Begun immediately after the bombing of Pearl Harbor, the series clearly reflects Benton’s outrage and his wholehearted support for the United States entering the war. He originally intended to hang the works in Kansas City’s Union train station in his hometown to broadcast the war’s horrors to his neighbors and fellow community members. Upon seeing the works hanging in Benton’s studio however, Reeves Lewenthal, AAA’s founder and then–federal government art consultant, had another vision for the series. He believed that the works and their message called for exposure on a much larger, national scale. Lewenthal arranged for Abbot Laboratories, a Chicago-based pharmaceutical company that was already involved in war-related art patronage, to purchase the series and underwrite both an illustrated brochure and individual color reproductions, all of which were to be distributed internationally by the US government. During AAA’s exhibition in New York, the series drew over 75,000 visitors, and it later toured nationally. Paramount Pictures’ newsreel of the exhibition’s opening was shown in movie theaters nationwide, further increasing the series’ public exposure.
“The most famous American antifascist propaganda produced during the Second World War,”(1) Benton’s works stand apart from other war-related propaganda images of the time, which avoid scenes of bloody, gruesome military combat. His images depict the horrors of war, specifically horrors inflicted by the highly caricatured Axis powers. The Sowers presents a foreboding scene, with a bare-chested, ogre-like Japanese soldier occupying most of the composition, spreading his muscular arms as he tosses skulls to the barren ground, literally planting the seeds of death. Behind him, billowing swirls of smoke and fire rise up underscoring the atmosphere of chaos and destruction. The grotesque soldier in The Sowers exemplifies the exaggerated style Benton chose to depict America’s enemies. He is stripped of humanity, compassion, and understanding, quite literally through reducing his facial expression to a gaping mouth.
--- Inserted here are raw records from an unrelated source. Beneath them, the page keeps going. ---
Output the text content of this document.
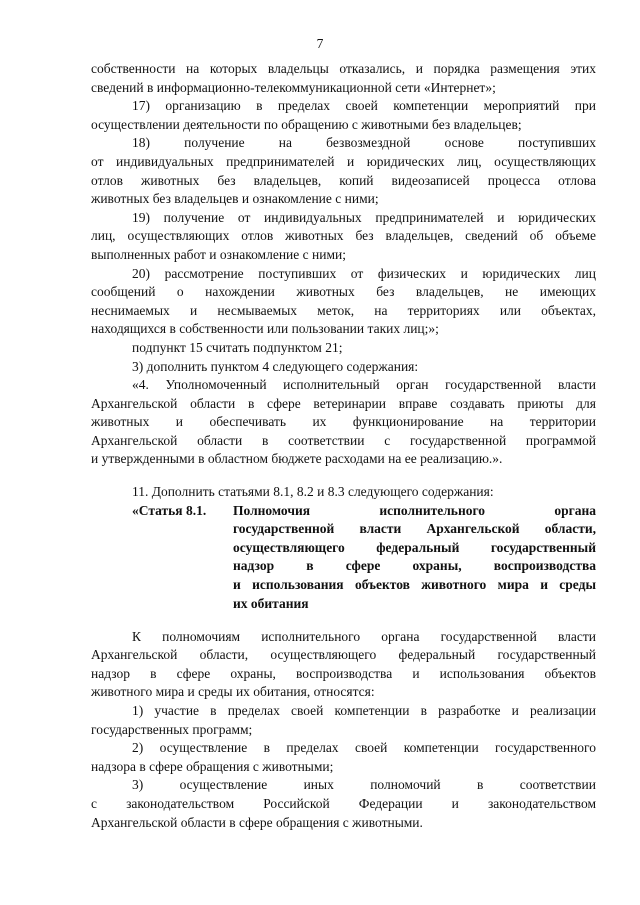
7
собственности на которых владельцы отказались, и порядка размещения этих
сведений в информационно-телекоммуникационной сети «Интернет»;
17) организацию в пределах своей компетенции мероприятий при
осуществлении деятельности по обращению с животными без владельцев;
18) получение на безвозмездной основе поступивших
от индивидуальных предпринимателей и юридических лиц, осуществляющих
отлов животных без владельцев, копий видеозаписей процесса отлова
животных без владельцев и ознакомление с ними;
19) получение от индивидуальных предпринимателей и юридических
лиц, осуществляющих отлов животных без владельцев, сведений об объеме
выполненных работ и ознакомление с ними;
20) рассмотрение поступивших от физических и юридических лиц
сообщений о нахождении животных без владельцев, не имеющих
неснимаемых и несмываемых меток, на территориях или объектах,
находящихся в собственности или пользовании таких лиц;»;
подпункт 15 считать подпунктом 21;
3) дополнить пунктом 4 следующего содержания:
«4. Уполномоченный исполнительный орган государственной власти
Архангельской области в сфере ветеринарии вправе создавать приюты для
животных и обеспечивать их функционирование на территории
Архангельской области в соответствии с государственной программой
и утвержденными в областном бюджете расходами на ее реализацию.».
11. Дополнить статьями 8.1, 8.2 и 8.3 следующего содержания:
«Статья 8.1. Полномочия исполнительного органа
государственной власти Архангельской области,
осуществляющего федеральный государственный
надзор в сфере охраны, воспроизводства
и использования объектов животного мира и среды
их обитания
К полномочиям исполнительного органа государственной власти
Архангельской области, осуществляющего федеральный государственный
надзор в сфере охраны, воспроизводства и использования объектов
животного мира и среды их обитания, относятся:
1) участие в пределах своей компетенции в разработке и реализации
государственных программ;
2) осуществление в пределах своей компетенции государственного
надзора в сфере обращения с животными;
3) осуществление иных полномочий в соответствии
с законодательством Российской Федерации и законодательством
Архангельской области в сфере обращения с животными.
Despite the series’ widespread success, federal officers deemed the images too brutal and grotesque for widespread viewing and canceled distribution of the series. Today, the series serves as a compelling reflection on and a highly politicized document of the experience of World War II. With the financial backing of AAA and Abbot Laboratories, Benton mobilized his horrifying images to advocate strongly for the irrefutable necessity of United States entry into the war.
[1.]Cecile Whiting, “Antifascism in American Art,” as cited in Art for Every Home: Associated American Artists 1934—2000, ed. Elizabeth G. Seaton, Jane Myers, and Gail Windisch (Manhattan, KS: Marianna Kistler Beach Museum of Art, 2015), 123.
Ozana Plemenitash is a current intern at the Grey Art Gallery. She has just received her BA in Art History and French from NYU.